Balzac est un massif littéraire de haute altitude et le Père Goriot en est une des dents les plus acérées. Ce pauvre père, passé à la moulinette des fiches de lectures, soumis à la férocité ou à l'enthousiasme des analyses littéraires, critiqué un nombre incalculable de fois – Jean-Joachim Goriot dévoré par, et victime de l'amour quasi incestueux qu'il porte à ses filles – a-t-il encore besoin d'un énième avis ? Mais après tout, je suis lectrice et membre d'une communauté de lecteurs, alors, voici l'angle sous lequel j'ai relu le Père Goriot.
Dans la cours des grands, Zola reste, à mon sens, plus visionnaire que Balzac sur les bouleversements de la société du 19ème siècle, induits notamment par le capitalisme et la bourse. Zola lui-même délimite précisément leurs terrains de jeux respectifs, à Balzac et à lui : "Les bases de la Comédie sont le catholicisme, l'enseignement par des corps religieux, principe monarchique. [...] Mon oeuvre sera moins sociale que scientifique. En un mot, son oeuvre veut être le miroir de la société contemporaine. Mon oeuvre, à moi, sera tout autre chose. le cadre en sera plus restreint, je ne veux pas peindre la société contemporaine, mais une seule famille, en montrant le jeu de la race modifié par les milieux." (Zola, Différences entre Balzac et moi, 1869). Il est pourtant un sujet toujours d'actualité et toujours conflictuel, l'homosexualité, qui fut évoqué par les deux écrivains et notamment par Balzac. Certes, il faut lire entre les lignes : l'intransigeance, le respect des convenances, la condamnation morale à l'égard de toute déviance est alors extrême et comme à chaque fois qu'une forme de censure s'exerce, écrivains et artistes s'ingénient à coder leurs oeuvres, à pratiquer le déplacement dans un milieu autre que celui de la classe bien pensante.

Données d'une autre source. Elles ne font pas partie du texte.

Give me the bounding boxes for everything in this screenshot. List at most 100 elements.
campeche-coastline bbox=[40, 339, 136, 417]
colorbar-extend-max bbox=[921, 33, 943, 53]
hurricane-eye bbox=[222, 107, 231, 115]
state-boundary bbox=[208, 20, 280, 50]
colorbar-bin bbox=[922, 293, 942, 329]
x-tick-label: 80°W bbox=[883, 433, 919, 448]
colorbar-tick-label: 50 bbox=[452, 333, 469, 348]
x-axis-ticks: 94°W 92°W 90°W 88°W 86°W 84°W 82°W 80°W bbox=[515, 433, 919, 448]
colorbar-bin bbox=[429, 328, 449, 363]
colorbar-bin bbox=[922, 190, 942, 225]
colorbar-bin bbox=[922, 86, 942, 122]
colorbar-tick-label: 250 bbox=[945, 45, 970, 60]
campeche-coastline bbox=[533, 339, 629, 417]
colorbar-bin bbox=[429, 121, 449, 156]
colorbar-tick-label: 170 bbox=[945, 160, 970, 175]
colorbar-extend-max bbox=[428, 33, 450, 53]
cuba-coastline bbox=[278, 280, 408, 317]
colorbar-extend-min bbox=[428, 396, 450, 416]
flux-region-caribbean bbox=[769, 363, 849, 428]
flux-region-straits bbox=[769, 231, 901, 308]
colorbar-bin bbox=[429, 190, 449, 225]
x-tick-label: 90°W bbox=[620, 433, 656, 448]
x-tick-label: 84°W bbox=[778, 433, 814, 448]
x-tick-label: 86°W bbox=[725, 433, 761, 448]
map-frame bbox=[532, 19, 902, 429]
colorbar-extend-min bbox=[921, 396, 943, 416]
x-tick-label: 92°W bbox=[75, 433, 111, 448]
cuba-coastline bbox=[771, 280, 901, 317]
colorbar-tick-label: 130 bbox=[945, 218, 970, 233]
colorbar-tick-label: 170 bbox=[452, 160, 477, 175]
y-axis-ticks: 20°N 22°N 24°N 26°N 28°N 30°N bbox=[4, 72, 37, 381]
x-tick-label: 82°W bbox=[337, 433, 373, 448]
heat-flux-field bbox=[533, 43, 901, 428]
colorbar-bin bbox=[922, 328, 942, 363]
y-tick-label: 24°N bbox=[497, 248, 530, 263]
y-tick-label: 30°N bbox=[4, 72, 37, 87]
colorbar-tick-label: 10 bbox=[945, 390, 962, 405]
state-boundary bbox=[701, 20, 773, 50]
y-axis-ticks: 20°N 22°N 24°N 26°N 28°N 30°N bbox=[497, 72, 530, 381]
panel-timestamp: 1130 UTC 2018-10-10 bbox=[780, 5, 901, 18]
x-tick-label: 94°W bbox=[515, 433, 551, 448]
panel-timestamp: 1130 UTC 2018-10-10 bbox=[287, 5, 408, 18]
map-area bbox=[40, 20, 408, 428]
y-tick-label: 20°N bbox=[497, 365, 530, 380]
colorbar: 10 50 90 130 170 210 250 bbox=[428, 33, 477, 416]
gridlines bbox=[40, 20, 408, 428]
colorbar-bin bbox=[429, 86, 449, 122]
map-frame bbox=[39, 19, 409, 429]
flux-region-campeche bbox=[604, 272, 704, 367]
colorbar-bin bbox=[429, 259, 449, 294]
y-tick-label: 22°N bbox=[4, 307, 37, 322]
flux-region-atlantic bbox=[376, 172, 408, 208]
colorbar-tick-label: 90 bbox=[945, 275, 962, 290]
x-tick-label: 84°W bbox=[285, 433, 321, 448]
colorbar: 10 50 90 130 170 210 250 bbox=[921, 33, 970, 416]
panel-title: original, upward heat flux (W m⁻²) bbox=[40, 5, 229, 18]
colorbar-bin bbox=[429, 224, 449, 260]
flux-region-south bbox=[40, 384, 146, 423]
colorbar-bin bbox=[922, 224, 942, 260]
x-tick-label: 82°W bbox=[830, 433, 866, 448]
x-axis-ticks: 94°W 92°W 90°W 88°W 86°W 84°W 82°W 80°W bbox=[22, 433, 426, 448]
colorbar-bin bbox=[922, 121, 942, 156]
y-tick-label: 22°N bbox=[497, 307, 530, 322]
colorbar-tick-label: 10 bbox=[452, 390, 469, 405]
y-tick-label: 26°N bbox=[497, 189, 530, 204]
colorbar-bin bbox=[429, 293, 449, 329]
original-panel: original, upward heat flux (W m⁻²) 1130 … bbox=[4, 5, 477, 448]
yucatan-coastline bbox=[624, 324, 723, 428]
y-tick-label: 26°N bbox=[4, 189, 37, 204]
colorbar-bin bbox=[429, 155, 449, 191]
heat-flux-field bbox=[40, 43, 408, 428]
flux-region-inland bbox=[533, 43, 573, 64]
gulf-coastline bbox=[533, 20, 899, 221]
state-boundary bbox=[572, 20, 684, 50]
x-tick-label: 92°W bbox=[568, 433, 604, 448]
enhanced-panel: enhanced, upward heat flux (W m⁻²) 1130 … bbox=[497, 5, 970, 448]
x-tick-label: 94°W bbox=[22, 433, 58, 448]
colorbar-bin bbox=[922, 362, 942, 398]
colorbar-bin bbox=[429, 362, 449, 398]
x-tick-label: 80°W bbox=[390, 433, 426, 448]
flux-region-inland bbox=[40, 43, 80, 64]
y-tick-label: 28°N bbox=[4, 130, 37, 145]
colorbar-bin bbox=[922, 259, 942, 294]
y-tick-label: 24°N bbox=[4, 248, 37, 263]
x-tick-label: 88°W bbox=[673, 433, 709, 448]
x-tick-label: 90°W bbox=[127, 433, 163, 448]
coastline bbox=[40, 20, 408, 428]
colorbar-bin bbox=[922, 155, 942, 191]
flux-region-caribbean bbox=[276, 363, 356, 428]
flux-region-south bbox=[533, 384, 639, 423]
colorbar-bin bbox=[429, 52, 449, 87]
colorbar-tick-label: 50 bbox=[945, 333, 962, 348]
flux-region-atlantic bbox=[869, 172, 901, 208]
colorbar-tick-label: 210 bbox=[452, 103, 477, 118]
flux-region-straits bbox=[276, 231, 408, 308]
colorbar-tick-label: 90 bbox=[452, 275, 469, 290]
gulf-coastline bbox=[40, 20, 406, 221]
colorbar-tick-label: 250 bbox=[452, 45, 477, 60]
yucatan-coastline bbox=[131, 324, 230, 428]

Dans le Père Goriot, apparaît un personnage inquiétant et suborneur – que l'on retrouvera au fil de la Comédie – Vautrin, bagnard évadé, qui jette sa griffe sur l'ambitieux Rastignac. Celui-ci, effrayé, lui échappera, mais Vautrin aura eu le temps de lui inoculer le germe de l'arrivisme.
En conclusion ? Un grand moment de lecture, un plaisir toujours renouvelé, une écriture incisive et moderne, à lire à (presque) tout âge.